Clapper v. Amnesty International (2013): In a 5-4 majority opinion written by Alito, the court dismissed a complaint brought by Amnesty International and other human rights groups challenging National Security Agency spying, reasoning that none of the organizations had suffered actual legal harm, and thus lacked “standing” to sue. None could show, the majority argued, that its communications in fact had been intercepted in the past or that they would likely be intercepted in the future.

Hedges v. Obama (2014): The court declined to hear a case brought by Truthdig columnist Chris Hedges contesting the constitutionality of the indefinite detention provisions of the National Defense Authorization Act.

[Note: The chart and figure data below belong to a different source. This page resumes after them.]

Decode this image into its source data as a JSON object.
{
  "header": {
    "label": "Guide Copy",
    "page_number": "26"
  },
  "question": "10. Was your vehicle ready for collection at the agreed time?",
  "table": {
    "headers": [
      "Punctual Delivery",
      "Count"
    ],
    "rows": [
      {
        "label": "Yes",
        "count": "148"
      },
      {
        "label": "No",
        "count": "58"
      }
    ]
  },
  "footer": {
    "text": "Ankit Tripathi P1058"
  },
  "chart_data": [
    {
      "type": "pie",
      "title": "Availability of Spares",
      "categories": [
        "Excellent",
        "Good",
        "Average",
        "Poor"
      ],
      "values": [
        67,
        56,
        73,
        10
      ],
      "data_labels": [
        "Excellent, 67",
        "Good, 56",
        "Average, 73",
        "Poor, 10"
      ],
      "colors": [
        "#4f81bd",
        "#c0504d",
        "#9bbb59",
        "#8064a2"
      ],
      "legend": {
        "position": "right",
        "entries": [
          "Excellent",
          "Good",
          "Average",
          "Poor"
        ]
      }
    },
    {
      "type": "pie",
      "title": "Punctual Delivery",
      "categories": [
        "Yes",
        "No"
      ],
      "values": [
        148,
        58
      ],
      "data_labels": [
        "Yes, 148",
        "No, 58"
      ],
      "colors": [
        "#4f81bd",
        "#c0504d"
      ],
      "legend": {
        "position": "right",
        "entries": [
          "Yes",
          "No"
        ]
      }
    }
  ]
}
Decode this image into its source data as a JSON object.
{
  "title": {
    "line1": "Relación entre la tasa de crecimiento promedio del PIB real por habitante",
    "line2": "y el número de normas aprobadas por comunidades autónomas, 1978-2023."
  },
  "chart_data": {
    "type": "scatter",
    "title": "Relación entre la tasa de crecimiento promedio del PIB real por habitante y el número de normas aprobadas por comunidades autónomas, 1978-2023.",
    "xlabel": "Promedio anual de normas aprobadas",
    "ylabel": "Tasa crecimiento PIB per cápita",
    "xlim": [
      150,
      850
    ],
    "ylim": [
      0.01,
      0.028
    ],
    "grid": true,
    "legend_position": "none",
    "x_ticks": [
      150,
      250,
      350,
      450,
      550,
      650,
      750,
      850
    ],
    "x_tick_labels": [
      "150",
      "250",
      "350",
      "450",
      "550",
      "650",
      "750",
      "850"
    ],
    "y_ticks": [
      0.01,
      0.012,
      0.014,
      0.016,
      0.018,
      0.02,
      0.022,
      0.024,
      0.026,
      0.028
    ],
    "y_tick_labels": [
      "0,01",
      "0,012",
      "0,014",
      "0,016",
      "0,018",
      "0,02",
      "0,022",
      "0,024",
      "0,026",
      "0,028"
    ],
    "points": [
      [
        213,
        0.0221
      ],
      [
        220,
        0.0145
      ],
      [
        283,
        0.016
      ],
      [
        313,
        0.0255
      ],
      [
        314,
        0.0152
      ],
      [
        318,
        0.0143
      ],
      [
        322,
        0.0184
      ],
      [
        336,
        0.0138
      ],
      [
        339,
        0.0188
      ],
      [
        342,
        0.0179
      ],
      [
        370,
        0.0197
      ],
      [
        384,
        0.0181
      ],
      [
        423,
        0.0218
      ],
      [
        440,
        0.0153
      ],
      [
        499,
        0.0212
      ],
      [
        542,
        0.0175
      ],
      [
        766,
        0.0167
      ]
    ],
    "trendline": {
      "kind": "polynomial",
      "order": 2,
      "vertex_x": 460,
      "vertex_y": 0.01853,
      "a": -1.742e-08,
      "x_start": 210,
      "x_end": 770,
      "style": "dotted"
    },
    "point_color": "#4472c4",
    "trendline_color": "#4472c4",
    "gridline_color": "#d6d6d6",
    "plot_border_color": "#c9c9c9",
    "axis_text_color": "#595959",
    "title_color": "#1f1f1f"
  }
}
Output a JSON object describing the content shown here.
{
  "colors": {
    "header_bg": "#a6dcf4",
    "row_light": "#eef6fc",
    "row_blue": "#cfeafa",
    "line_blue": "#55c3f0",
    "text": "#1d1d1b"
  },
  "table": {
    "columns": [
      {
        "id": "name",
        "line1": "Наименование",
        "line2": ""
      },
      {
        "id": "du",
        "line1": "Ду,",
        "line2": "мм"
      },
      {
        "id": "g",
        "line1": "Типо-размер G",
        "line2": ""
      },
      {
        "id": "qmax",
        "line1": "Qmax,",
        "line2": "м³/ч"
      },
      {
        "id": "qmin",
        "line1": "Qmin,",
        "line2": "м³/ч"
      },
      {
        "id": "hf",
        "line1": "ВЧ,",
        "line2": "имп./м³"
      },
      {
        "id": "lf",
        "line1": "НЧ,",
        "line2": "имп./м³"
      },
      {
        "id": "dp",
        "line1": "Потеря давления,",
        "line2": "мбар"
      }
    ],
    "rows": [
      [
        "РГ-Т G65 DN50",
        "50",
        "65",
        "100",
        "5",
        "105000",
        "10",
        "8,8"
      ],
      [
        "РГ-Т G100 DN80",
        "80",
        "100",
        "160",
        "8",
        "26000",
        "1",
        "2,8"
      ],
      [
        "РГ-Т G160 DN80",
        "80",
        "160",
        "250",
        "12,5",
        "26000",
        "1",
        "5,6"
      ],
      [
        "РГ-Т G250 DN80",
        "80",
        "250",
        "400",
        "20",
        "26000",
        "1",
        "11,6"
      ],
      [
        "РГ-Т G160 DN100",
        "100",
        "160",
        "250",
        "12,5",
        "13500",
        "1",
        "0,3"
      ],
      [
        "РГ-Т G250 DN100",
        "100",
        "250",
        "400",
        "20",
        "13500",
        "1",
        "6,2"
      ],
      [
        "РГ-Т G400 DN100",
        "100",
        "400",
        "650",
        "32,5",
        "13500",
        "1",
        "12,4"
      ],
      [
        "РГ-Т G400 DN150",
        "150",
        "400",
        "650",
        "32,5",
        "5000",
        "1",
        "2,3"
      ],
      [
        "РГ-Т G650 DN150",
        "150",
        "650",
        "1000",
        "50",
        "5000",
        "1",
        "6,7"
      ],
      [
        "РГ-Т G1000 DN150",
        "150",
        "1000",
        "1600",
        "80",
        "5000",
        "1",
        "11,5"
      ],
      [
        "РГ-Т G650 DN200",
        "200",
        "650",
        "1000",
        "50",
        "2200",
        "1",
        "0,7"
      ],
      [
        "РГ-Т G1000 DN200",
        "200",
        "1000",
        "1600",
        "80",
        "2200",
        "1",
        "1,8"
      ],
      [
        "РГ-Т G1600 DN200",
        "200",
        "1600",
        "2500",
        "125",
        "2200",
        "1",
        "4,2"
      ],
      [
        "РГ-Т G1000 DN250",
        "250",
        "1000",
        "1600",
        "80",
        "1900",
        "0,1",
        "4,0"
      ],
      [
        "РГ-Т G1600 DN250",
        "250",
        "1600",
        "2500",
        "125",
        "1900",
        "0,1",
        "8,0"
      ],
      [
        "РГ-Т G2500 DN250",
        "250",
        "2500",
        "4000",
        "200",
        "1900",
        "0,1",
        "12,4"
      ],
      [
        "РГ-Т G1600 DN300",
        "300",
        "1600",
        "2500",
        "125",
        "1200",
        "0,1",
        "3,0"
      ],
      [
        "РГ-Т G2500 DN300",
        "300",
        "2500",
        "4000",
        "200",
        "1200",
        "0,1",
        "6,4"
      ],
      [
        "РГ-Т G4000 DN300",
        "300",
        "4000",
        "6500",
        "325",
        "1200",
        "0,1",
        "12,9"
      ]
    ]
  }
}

The court’s failure to examine the merits of Hedges’ challenge operated to uphold a lower court ruling dismissing the case for lack of standing pursuant to the Clapper case.

It is impossible to predict with certainty how the Supreme Court will react when new torture and human rights cases are brought before it in the wake of the Senate’s torture report. Still, we can reliably bank on two guideposts: first, that the court will go to extraordinary lengths, citing technicalities such as standing and venue and perhaps statutes of limitations, to avoid ruling on the merits of future cases, as it has done time and again in the recent past.

Second, and most important, the court’s dominant Republican majority is unlikely to shed its extremely partisan predispositions and loyalties. The majority, now firmly entrenched and far more intransigent under the direction of Roberts than the panel was under Rehnquist, has transformed American law and jurisprudence into a distorted form of “politics by other means.” Don’t expect that transformation to change any time soon, torture notwithstanding.